Alaska Dispatch notes that, while Governor Parnell is quick to boast about the strong state of Alaska’s economy and tout state plans to invest in a gas pipeline project, he fails to mention the billion-dollar deficits the state faces, and the tax system that previously “plowed billion-dollar surpluses from oil production taxes into the treasury.”
“Parnell and the Republican-led Legislature slashed that tax regime early last year in favor of a tax cut worth hundreds of millions of dollars a year to the state’s major oil producers, BP, ConocoPhillips and Exxon Mobil Corp,” reports Alaska Dispatch.
Meanwhile, Superintendent Ed Graff says the budget cuts are the “best we can offer our students with limited resources.”
The district claims teacher positions are being cut due to declining student enrollment, a trend that’s projected to continue into the next year.
Graff notes that the staff reductions are unlike anything he has seen in twenty-three years with the district.
In order to offset the loss of teachers and in an attempt to balance classroom sizes, the district is proposing shifting high schools from a six-period to a seven-period schedule.

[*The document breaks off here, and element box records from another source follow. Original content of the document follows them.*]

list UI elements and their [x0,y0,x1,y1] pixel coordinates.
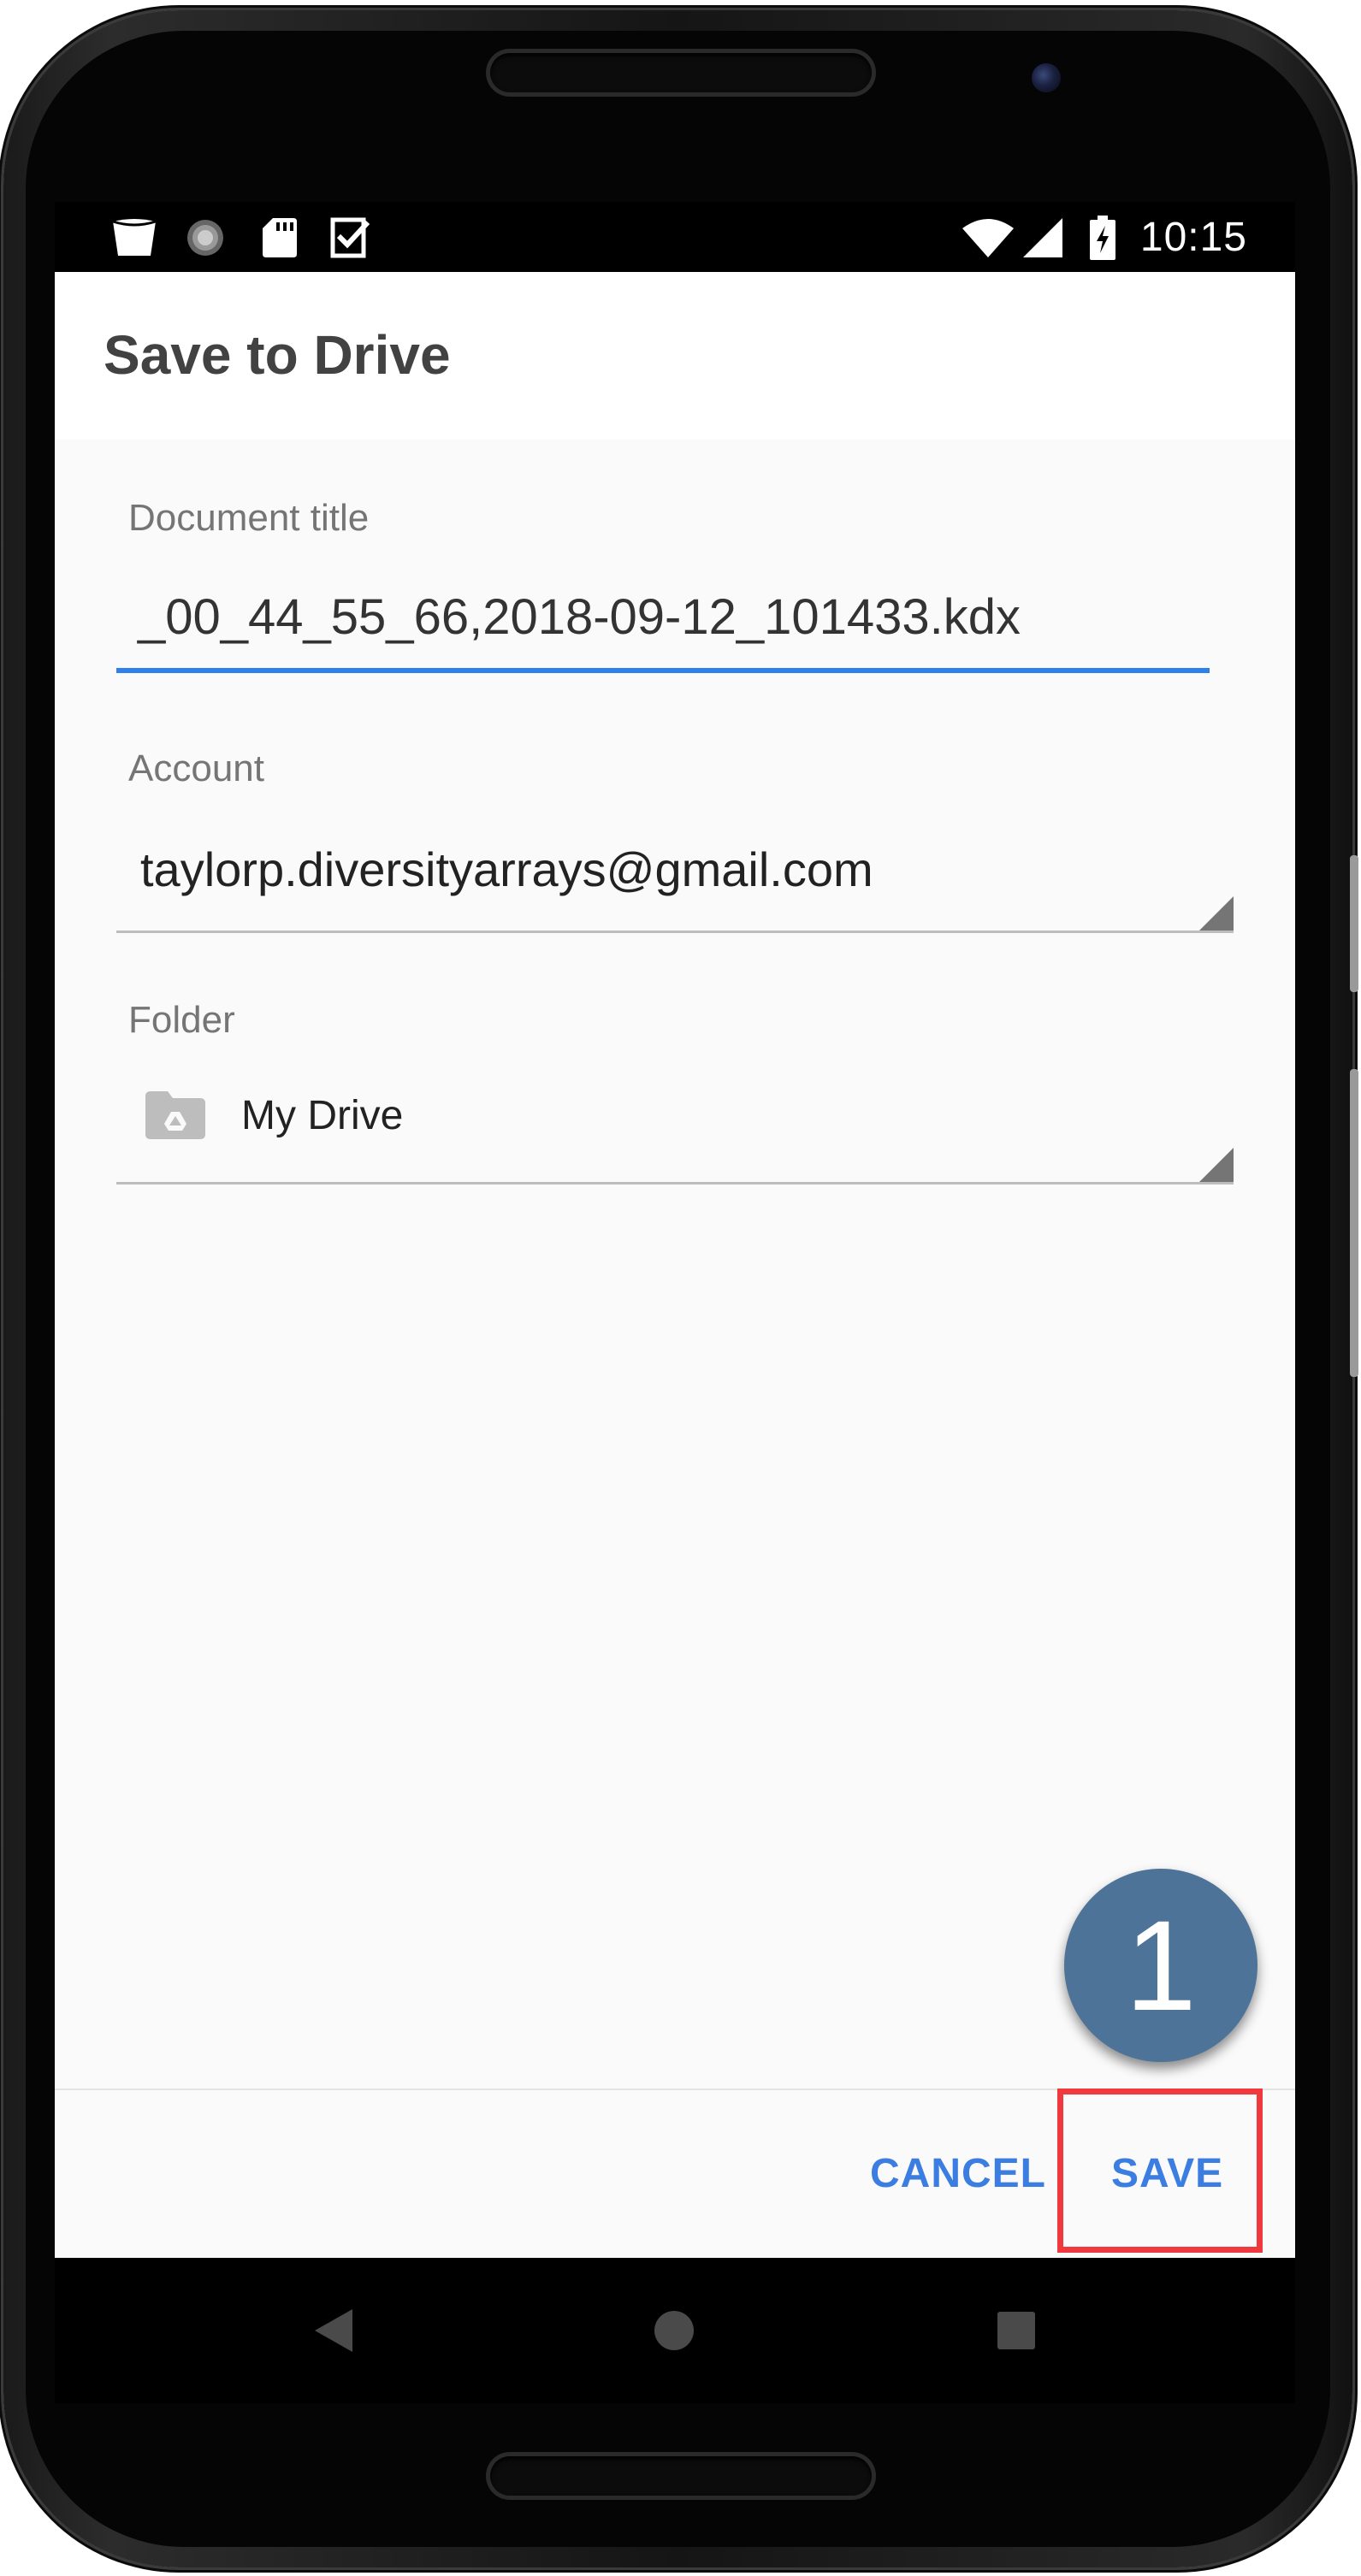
loading-icon [183,217,228,258]
account-dropdown[interactable]: taylorp.diversityarrays@gmail.com [140,842,873,897]
folder-underline [116,1182,1234,1185]
step-callout: 1 [1064,1869,1257,2062]
account-underline [116,931,1234,933]
dialog-title: Save to Drive [104,324,451,386]
nav-bar [55,2258,1295,2403]
cup-icon [109,217,159,258]
document-title-label: Document title [128,497,370,539]
top-speaker [490,53,872,92]
wifi-icon [962,217,1015,258]
document-title-underline [116,668,1210,673]
battery-charging-icon [1088,216,1117,260]
sd-card-icon [260,217,299,258]
folder-dropdown[interactable]: My Drive [145,1091,403,1139]
cancel-button[interactable]: CANCEL [870,2150,1046,2197]
back-icon[interactable] [265,2258,402,2403]
drive-folder-icon [145,1091,205,1139]
signal-icon [1021,217,1064,258]
checklist-icon [328,217,373,258]
volume-button [1350,855,1358,992]
folder-label: Folder [128,999,235,1041]
folder-dropdown-arrow-icon[interactable] [1199,1148,1234,1182]
recents-icon[interactable] [948,2258,1085,2403]
account-dropdown-arrow-icon[interactable] [1199,896,1234,931]
front-camera [1032,63,1061,92]
folder-value: My Drive [241,1092,404,1138]
save-highlight-box [1057,2089,1263,2253]
dialog-header: Save to Drive [55,272,1295,440]
status-bar: 10:15 [55,202,1295,272]
home-icon[interactable] [606,2258,743,2403]
account-label: Account [128,747,264,789]
status-time: 10:15 [1139,215,1247,260]
bottom-speaker [490,2456,872,2496]
side-button [1350,1069,1358,1377]
document-title-input[interactable]: _00_44_55_66,2018-09-12_101433.kdx [138,588,1021,646]
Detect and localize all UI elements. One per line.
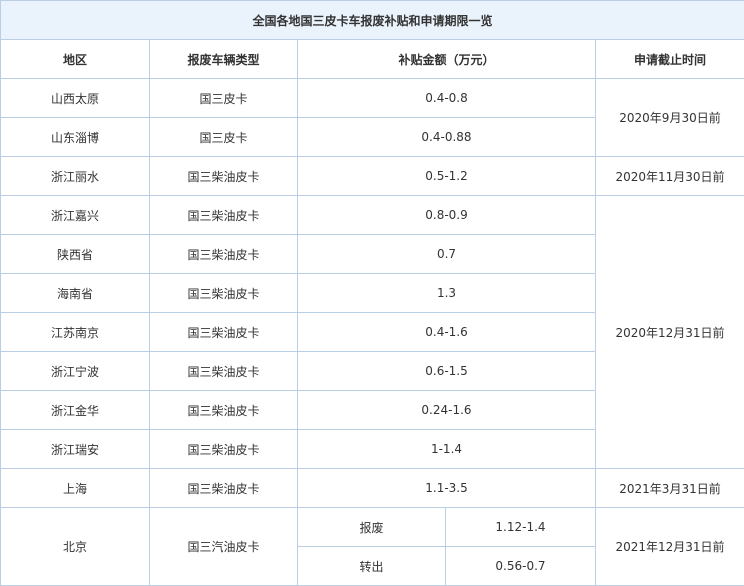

The budget also calls for the elimination of high school swimming classes (which won’t affect after-school swimming and diving, according to the district), a $1.3 million cut in supplies and materials and a $170,000 cut from high school sports, savings generated in part by outsourcing girls’ hockey. The district also said it is looking at raising student activity fees by 10 percent. It will match federal reductions to JROTC programs, to the tune of $140,000.
Tam Agosti-Gisler, the school board president and a former teacher, says she’s received a slew of angry calls from teachers.
“They see this as a devaluation of the incredibly difficult work that they do,” she said. “But we’re always looking out for the best interests of our students. I think that’s always been the case for educators.”
Tim Fitzpatrick, an Anchorage parent with a daughter in kindergarden, moved to Alaska from Philadelphia, a city infamous for poorly funded public education and school closings. Fitzpatrick told the Anchorage Daily News, sending his children to public schools in Philadelphia was, “just not an option,” and while he’s happy with his daughter’s education in Anchorage so far, he’s concerned the cuts announced Tuesday are a bad sign of things to come.
“If our schools aren’t one of our main priorities for the state, I’m not sure what is,” he said.
Andy Holleman, president of the Anchorage Education Association, recently announced to educators, “We’re at the beginning of a multi-front battle that will play out over the next four months…. Our top priority is adequate funding, as that solves the most problems, and has the greatest positive impact on students. As it stands, funding is shrinking the opportunities and resources (educators being the most important one) available to students.”
“Members of the public are waking up to the severity of the changes…. Despite the marvellous PR job being done by certain folks, Alaska still has money and they still have choices,” Holleman adds, “One of their choices over the past four years has been to sideline education. As the legislature convenes in an election year, we are not powerless in this fight, but it will be a fight.”